Isi satu pesan siang ini dari Kak Ikhsan.
Mengindahkan pesan itu, sore ini aku bersiap-siap dikamar. Make up yang tidak terlalu tebal, baju yang selalu santai, cukup melengkapi aku bertemu Kak Ikhsan. Terdengar suara kendaraan masuk ke halamanku,

"Teteeeeh! Sudah selesai belum?ada Kak Ikhsan nih" Teriak bunda.

"Iya bun sebentar"

Segera aku selesaikan, dan kutemui Kak Ikhsan.

"Hai kak. Sudah lama?"

"Tidak. Baru saja. Ikut aku keluar yuk!"

"Kemana, Kak?"

"Kesuatu tempat, boleh kan, Bun?"

"Boleh" jawab bunda sambil tersenyum.

Akhirnya aku dan Kak Ikhsan pergi ketempat yang ia janjikan, perjalanan memakan waktu cukup lama, punggungku sudah mulai pegal berjam-jam tidak melakukan apa-apa selain duduk diatas motor dan menikmati pemandangan sepanjang jalan. Sesampainya ditempat, Kak Ikhsan mengajakku ke bukit penuh batu, ku sebut itu bukit berbatu. Pemandangannya indah dipadukan dengan langit senja membuatnya terkesan begitu syahdu dan romantis.

"Ra, kita main game yuk!" Ajak Kak Ikshan.

"Game apa kak?"

"Kertas, gunting dan batu."

"Lalu?"

"Oke aku jelaskan, gini. Kita bermain kertas gunting batu tiga putaran saja, yang kalah akan mendapatkan hukuman."

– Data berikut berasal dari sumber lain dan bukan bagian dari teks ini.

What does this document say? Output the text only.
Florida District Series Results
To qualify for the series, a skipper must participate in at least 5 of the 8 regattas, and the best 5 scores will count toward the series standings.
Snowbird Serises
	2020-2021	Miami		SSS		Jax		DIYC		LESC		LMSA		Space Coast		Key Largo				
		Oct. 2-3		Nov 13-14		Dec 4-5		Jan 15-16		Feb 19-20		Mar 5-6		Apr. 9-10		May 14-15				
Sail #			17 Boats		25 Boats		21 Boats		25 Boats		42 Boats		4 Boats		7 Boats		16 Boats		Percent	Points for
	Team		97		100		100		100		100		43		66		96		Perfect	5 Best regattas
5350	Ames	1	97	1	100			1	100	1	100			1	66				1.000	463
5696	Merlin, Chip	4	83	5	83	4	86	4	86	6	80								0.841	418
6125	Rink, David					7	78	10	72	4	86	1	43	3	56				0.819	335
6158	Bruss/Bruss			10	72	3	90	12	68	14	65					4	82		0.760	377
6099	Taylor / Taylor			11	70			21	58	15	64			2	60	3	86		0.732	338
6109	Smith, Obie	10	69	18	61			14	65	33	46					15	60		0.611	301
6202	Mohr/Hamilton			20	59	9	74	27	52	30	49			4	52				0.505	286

Aku masih kebingungan, permainan? Hukuman? Haha dalam hati bukankah kita lebih baik duduk manis dan menikmati keindahan ini saja. Mental cemenku mulai meraung.

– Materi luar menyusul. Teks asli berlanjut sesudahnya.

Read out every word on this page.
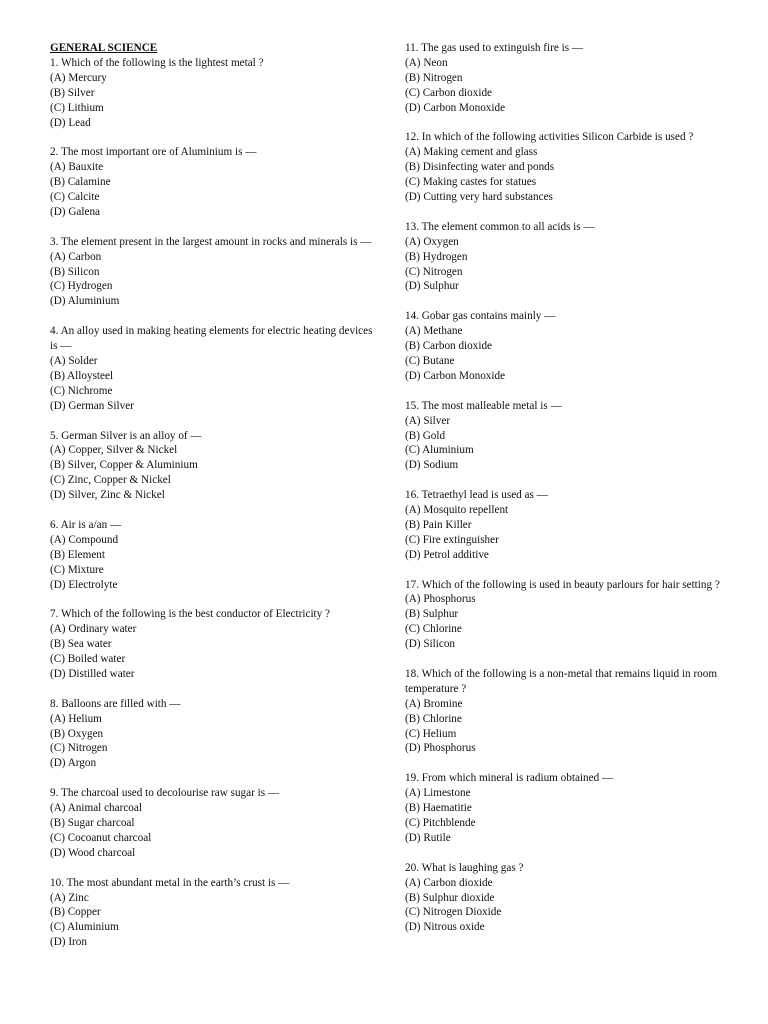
GENERAL SCIENCE
1. Which of the following is the lightest metal ?
(A) Mercury
(B) Silver
(C) Lithium
(D) Lead
2. The most important ore of Aluminium is —
(A) Bauxite
(B) Calamine
(C) Calcite
(D) Galena
3. The element present in the largest amount in rocks and minerals is —
(A) Carbon
(B) Silicon
(C) Hydrogen
(D) Aluminium
4. An alloy used in making heating elements for electric heating devices is —
(A) Solder
(B) Alloysteel
(C) Nichrome
(D) German Silver
5. German Silver is an alloy of —
(A) Copper, Silver & Nickel
(B) Silver, Copper & Aluminium
(C) Zinc, Copper & Nickel
(D) Silver, Zinc & Nickel
6. Air is a/an —
(A) Compound
(B) Element
(C) Mixture
(D) Electrolyte
7. Which of the following is the best conductor of Electricity ?
(A) Ordinary water
(B) Sea water
(C) Boiled water
(D) Distilled water
8. Balloons are filled with —
(A) Helium
(B) Oxygen
(C) Nitrogen
(D) Argon
9. The charcoal used to decolourise raw sugar is —
(A) Animal charcoal
(B) Sugar charcoal
(C) Cocoanut charcoal
(D) Wood charcoal
10. The most abundant metal in the earth’s crust is —
(A) Zinc
(B) Copper
(C) Aluminium
(D) Iron
11. The gas used to extinguish fire is —
(A) Neon
(B) Nitrogen
(C) Carbon dioxide
(D) Carbon Monoxide
12. In which of the following activities Silicon Carbide is used ?
(A) Making cement and glass
(B) Disinfecting water and ponds
(C) Making castes for statues
(D) Cutting very hard substances
13. The element common to all acids is —
(A) Oxygen
(B) Hydrogen
(C) Nitrogen
(D) Sulphur
14. Gobar gas contains mainly —
(A) Methane
(B) Carbon dioxide
(C) Butane
(D) Carbon Monoxide
15. The most malleable metal is —
(A) Silver
(B) Gold
(C) Aluminium
(D) Sodium
16. Tetraethyl lead is used as —
(A) Mosquito repellent
(B) Pain Killer
(C) Fire extinguisher
(D) Petrol additive
17. Which of the following is used in beauty parlours for hair setting ?
(A) Phosphorus
(B) Sulphur
(C) Chlorine
(D) Silicon
18. Which of the following is a non-metal that remains liquid in room temperature ?
(A) Bromine
(B) Chlorine
(C) Helium
(D) Phosphorus
19. From which mineral is radium obtained —
(A) Limestone
(B) Haematitie
(C) Pitchblende
(D) Rutile
20. What is laughing gas ?
(A) Carbon dioxide
(B) Sulphur dioxide
(C) Nitrogen Dioxide
(D) Nitrous oxide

"Hukumannya, kalau setelah tiga putaran aku yang kalah, aku siap menjadi pacarmu, tapi kalau sebaliknya kamu yang kalah, kamu harus siap ya jadi pacarku." Lanjutnya menjelaskan.

"Loh kak, memang ada hukuman seperti itu?" Tanyaku sambil menahan senyum. Lagi-lagi ada yang tidak kondusif didalam sini, jantungku. Mulai berdebar kencang.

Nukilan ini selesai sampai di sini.